When I designed these guitars, I drew up a full scale plan. During that stage is when I made all the decisions like shape, scale length, body thickness, control and pickup cavities, bridge placement, pickguard shape, and so forth. I put a good amount of time into making the plan down to every last detail. I would highly recommend if you’re building a custom guitar to do that ahead of time. It could save a lot heart ache, plus a lot of time in the wood shop if your time is limited.
So, Full scale plans. I recommend it, and one day I might publish the plans here on the website.
Also something to note: when we glued on the body wings for these neck through guitars we rough cut the shape of the of the inside of the horns of the body, near where the neck meets the body.
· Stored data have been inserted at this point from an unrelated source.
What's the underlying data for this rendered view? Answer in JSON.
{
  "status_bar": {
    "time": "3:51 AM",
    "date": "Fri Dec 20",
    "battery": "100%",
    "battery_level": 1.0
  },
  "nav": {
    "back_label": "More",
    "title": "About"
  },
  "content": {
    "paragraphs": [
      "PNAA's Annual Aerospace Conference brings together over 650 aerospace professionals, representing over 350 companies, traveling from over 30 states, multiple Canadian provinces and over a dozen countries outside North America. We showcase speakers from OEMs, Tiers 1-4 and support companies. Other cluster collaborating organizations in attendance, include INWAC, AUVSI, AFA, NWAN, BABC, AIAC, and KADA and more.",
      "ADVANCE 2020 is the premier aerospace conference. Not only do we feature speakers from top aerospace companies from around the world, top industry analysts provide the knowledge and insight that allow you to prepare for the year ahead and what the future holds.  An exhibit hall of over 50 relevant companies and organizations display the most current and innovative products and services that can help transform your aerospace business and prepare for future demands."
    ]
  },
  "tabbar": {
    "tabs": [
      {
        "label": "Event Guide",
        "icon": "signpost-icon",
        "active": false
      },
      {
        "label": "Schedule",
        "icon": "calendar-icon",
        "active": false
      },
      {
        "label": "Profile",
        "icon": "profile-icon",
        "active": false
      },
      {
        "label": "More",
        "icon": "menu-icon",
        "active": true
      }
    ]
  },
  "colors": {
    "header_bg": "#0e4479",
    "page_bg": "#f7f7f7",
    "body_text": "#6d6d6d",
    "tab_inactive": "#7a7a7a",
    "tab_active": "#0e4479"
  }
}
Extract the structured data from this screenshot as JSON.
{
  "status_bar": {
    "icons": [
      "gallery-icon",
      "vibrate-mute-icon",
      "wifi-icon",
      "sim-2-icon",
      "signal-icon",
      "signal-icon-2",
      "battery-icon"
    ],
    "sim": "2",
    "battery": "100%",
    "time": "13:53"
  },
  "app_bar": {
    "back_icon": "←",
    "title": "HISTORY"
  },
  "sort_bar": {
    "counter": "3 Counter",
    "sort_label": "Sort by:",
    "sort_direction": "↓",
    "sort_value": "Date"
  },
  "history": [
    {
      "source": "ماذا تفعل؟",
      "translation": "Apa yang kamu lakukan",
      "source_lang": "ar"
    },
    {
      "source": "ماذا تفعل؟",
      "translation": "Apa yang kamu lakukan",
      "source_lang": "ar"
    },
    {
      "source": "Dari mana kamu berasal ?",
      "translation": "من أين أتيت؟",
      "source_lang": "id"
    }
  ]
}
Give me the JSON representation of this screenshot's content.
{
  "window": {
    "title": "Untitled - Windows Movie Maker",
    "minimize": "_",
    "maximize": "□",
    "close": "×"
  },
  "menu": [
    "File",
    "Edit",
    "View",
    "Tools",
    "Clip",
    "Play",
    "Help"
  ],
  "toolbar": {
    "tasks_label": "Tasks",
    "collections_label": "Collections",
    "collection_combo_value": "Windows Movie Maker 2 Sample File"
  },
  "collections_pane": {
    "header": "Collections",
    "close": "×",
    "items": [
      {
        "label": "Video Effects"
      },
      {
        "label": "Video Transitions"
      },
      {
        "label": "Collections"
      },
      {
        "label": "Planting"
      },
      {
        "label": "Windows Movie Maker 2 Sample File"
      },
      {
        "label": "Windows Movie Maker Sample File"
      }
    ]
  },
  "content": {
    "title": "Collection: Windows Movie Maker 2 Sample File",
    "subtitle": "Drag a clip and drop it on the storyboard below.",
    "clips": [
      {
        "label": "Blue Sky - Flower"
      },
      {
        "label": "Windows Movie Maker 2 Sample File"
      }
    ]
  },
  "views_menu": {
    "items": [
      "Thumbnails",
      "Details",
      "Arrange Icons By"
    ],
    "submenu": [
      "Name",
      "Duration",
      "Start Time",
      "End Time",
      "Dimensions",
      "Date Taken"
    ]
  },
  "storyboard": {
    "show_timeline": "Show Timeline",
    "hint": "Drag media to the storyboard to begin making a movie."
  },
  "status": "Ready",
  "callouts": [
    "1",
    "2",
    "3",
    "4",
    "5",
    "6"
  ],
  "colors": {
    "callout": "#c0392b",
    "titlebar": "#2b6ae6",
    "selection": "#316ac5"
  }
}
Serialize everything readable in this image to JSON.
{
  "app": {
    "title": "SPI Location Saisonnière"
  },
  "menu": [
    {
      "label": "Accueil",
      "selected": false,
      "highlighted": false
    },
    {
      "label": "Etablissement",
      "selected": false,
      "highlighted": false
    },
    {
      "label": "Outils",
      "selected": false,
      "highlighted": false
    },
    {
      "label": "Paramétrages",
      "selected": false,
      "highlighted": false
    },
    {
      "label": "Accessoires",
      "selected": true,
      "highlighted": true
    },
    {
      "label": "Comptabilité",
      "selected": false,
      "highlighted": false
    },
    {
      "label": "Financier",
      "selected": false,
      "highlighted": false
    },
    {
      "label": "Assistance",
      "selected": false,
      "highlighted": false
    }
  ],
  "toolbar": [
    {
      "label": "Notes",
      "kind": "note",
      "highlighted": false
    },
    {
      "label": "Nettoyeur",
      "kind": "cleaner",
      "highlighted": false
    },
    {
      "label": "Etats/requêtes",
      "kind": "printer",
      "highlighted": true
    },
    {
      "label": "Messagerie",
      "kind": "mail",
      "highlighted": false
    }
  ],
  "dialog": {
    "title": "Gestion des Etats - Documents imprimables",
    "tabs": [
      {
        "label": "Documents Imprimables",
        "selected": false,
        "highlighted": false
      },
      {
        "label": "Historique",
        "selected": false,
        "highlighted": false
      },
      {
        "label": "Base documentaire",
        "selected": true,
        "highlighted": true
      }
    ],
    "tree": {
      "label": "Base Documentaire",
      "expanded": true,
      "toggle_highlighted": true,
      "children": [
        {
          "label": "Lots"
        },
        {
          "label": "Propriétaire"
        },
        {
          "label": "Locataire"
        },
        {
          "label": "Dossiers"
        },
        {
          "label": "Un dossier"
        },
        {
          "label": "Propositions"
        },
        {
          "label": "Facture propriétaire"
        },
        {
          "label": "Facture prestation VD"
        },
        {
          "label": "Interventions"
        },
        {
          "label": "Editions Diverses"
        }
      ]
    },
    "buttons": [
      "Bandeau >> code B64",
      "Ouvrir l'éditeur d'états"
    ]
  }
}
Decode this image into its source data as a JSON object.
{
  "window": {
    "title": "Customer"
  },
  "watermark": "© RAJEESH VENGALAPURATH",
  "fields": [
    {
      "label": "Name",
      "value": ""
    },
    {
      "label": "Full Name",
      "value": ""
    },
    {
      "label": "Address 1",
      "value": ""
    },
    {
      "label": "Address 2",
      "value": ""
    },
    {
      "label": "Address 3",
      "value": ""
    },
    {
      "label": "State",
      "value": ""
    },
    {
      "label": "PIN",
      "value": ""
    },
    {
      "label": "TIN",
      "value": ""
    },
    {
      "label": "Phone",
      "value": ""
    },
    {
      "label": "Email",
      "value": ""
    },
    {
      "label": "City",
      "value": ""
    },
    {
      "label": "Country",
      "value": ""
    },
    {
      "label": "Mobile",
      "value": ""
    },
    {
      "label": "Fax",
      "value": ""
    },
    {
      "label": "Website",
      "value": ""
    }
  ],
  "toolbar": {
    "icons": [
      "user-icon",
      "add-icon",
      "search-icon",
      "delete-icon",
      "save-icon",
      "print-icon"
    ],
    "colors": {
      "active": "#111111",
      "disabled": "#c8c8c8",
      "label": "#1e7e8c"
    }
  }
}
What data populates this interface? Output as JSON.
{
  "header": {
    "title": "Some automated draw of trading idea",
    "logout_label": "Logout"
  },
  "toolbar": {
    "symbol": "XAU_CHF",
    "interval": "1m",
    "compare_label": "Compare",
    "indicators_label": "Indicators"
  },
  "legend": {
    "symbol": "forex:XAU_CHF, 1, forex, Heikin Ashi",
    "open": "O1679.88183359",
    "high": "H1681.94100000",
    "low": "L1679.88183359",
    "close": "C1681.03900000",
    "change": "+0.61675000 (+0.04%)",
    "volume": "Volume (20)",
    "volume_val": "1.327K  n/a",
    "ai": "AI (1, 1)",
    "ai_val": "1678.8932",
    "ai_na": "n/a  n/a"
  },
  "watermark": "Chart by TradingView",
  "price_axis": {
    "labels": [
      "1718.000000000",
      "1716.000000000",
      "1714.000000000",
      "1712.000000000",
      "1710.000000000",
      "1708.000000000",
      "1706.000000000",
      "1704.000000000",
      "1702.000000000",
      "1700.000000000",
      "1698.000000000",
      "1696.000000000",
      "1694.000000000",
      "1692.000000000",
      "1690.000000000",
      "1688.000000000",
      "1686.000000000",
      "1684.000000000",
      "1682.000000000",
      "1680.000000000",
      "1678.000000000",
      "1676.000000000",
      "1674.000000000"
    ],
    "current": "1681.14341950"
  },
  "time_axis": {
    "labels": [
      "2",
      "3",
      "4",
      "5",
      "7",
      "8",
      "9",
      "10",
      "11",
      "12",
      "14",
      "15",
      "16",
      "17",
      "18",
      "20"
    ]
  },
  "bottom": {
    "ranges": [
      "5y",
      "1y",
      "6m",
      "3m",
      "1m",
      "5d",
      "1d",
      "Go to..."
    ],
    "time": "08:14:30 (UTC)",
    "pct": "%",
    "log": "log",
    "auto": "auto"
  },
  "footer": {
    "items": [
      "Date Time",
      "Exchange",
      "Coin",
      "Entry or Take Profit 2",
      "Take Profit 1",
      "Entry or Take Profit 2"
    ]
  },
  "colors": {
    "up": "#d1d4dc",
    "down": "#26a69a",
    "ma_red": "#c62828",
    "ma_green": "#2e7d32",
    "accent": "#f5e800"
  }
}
So, what we’re doing with the band saw is cutting away the excess wood and getting it as close as comfortably possible to the shape of the template, being careful not to cut into the template, because that would just be bad. We’re doing this now, because in the next step we will be using a flush cut router bit to trim the shape to the exact shape of the template. We don’t want too much excess wood protruding outside the bounds of the template because there is the potential of large chunks of wood chipping off while routing if we’re trying to take off too much at once. So, we’re just trying to get as close as we can here to make the router’s job easier.